While large language models (LLMs) are often used to generate and answer exam questions, limited work compares their performance across multiple iterations using item statistics. This study aims to fill that gap by investigating answering patterns of how LLMs respond to single-best answer (SBA) questions, comparing their performance to that of students. Forty-one SBA questions for first-year medical students were assessed using the most easily assessable and free-to-use GPT3.5 and Gemini across 100 iterations. Both LLMs exhibited more repetitive and clustered answering patterns compared to students, which can be problematic as it may compound mistakes by repeating error selection. Distractor analysis revealed that students performed better when managing multiple options in the SBA format. We found that these free-to-use LLMs are inferior to well-trained students or specialists in handling technical questions. We have also highlighted concerns on LLMs' contextual interpretation of these items and the need of human oversight in the medical education assessment process.

查看原文本刊更多论文

SBA项目的回答模式：学生，GPT3.5，双子座。

虽然大型语言模型（llm）经常用于生成和回答考试问题，但有限的工作是使用条目统计比较它们在多个迭代中的性能。本研究旨在通过调查法学硕士如何回答单最佳答案（SBA）问题的回答模式，将他们的表现与学生的表现进行比较，来填补这一空白。通过100次迭代，使用最容易评估且免费使用的GPT3.5和Gemini对一年级医学生的41个SBA问题进行了评估。与学生相比，法学硕士和法学硕士都表现出更多的重复和聚集的回答模式，这可能是有问题的，因为它可能会通过重复错误选择来加剧错误。干扰因素分析显示，学生在处理SBA格式的多个选项时表现更好。我们发现，在处理技术问题方面，这些免费使用的法学硕士不如训练有素的学生或专家。我们还强调了法学硕士对这些项目的上下文解释以及在医学教育评估过程中需要人为监督的问题。

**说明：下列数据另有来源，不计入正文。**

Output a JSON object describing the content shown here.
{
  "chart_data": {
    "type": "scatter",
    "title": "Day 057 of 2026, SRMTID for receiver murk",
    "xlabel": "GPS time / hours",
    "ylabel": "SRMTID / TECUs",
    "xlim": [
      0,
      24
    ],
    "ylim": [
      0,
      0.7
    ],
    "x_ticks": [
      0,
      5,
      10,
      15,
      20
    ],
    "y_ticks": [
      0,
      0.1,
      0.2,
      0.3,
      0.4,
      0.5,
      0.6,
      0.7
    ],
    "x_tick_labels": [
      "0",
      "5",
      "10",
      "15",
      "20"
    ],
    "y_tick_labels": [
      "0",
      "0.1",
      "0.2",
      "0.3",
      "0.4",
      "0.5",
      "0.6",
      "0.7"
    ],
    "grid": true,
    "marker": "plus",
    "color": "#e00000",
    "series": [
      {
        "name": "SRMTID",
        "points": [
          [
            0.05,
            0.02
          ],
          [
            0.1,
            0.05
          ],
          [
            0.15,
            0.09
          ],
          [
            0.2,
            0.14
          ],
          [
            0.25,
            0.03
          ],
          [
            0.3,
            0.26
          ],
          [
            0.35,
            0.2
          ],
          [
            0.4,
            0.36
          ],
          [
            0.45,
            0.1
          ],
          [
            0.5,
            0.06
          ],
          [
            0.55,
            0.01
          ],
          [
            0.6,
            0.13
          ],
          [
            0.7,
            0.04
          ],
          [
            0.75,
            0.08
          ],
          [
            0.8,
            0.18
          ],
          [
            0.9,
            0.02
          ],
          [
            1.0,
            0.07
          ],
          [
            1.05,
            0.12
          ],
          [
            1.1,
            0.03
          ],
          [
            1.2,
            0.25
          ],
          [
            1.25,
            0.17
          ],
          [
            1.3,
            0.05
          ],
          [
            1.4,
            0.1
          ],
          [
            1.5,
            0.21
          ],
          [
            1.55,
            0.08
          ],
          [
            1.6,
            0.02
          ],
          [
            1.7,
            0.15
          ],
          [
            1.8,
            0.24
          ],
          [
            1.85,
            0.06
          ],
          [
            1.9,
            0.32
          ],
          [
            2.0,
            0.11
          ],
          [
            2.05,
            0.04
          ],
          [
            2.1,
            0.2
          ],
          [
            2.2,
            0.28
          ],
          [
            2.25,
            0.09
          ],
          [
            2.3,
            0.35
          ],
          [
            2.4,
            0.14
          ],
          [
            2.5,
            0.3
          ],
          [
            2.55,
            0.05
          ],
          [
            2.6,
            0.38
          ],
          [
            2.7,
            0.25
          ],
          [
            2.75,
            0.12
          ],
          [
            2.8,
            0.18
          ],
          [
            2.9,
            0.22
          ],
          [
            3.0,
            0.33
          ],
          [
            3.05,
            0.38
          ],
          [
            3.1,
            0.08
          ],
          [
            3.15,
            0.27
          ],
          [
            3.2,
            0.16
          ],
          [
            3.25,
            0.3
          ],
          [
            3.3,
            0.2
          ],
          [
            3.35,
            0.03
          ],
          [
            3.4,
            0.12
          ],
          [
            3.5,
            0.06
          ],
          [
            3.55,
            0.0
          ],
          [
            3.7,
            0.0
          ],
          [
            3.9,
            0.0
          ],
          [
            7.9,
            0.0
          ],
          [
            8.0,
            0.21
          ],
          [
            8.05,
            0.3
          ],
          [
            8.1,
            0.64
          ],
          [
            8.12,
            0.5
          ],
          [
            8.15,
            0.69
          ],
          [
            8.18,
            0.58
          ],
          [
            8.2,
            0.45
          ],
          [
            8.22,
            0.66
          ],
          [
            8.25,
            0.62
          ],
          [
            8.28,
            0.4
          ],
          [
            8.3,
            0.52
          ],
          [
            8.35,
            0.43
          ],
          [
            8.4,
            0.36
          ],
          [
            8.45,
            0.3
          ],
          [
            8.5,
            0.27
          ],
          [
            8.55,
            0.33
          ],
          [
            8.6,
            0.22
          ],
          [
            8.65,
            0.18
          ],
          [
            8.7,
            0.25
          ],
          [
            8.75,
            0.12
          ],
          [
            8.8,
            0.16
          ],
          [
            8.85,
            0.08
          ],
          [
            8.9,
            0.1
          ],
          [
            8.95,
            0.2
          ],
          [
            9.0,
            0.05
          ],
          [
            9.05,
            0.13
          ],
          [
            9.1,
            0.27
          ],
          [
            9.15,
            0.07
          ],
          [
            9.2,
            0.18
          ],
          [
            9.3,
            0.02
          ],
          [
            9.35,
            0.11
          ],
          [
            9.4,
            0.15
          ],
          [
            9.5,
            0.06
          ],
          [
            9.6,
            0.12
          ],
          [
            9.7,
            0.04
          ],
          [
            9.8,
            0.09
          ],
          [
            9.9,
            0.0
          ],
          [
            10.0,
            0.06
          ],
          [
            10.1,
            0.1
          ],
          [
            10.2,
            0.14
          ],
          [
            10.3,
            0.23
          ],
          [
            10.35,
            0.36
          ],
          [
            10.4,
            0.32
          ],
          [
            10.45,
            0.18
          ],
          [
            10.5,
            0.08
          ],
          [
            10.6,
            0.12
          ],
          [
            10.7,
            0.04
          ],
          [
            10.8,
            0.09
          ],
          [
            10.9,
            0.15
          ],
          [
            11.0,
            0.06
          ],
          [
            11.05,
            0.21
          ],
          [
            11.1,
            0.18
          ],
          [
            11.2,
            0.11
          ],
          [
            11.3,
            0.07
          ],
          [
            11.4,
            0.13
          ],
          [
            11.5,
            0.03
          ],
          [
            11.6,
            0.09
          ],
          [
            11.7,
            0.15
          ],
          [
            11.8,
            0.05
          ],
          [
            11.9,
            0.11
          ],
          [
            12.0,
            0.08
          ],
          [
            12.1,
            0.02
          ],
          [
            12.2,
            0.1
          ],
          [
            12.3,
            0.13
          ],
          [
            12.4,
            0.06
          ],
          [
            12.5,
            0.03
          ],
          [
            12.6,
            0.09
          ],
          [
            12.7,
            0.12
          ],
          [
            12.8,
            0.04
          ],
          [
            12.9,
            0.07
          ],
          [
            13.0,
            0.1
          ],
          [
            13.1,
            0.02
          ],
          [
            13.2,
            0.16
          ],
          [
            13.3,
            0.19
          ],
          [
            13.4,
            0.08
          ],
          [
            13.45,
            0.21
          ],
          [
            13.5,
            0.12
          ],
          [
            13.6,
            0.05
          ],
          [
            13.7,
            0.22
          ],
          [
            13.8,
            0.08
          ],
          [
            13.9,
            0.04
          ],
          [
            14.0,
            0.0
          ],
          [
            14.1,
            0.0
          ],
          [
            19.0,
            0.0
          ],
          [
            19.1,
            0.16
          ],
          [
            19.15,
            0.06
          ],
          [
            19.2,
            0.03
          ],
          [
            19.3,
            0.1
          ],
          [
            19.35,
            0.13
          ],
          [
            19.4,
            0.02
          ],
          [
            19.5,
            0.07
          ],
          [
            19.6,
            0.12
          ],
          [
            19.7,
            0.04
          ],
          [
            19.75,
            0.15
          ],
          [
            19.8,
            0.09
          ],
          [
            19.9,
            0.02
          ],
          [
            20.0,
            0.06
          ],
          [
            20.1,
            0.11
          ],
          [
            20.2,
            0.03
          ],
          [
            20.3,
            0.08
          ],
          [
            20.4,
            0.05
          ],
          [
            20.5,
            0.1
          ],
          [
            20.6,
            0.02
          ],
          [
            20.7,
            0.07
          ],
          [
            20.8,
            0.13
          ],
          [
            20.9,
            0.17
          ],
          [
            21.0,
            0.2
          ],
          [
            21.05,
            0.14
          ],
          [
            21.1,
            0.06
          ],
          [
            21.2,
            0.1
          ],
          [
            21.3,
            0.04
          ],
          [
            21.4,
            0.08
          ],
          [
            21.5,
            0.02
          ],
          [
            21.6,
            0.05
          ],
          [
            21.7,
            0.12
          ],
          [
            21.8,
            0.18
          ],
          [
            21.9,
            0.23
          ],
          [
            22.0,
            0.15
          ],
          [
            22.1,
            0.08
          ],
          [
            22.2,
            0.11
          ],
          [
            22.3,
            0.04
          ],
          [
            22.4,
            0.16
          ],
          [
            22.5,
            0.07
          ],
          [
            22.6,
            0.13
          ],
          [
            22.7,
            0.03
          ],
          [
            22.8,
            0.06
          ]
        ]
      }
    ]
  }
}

本文章由计算机程序翻译，如有差异，请以英文原文为准。

求助全文

约1分钟内获得全文求助全文

来源期刊

Medical Science Educator Social Sciences-Education

CiteScore

2.90

自引率

11.80%

发文量

202

期刊介绍： Medical Science Educator is the successor of the journal JIAMSE. It is the peer-reviewed publication of the International Association of Medical Science Educators (IAMSE). The Journal offers all who teach in healthcare the most current information to succeed in their task by publishing scholarly activities, opinions, and resources in medical science education. Published articles focus on teaching the sciences fundamental to modern medicine and health, and include basic science education, clinical teaching, and the use of modern education technologies. The Journal provides the readership a better understanding of teaching and learning techniques in order to advance medical science education.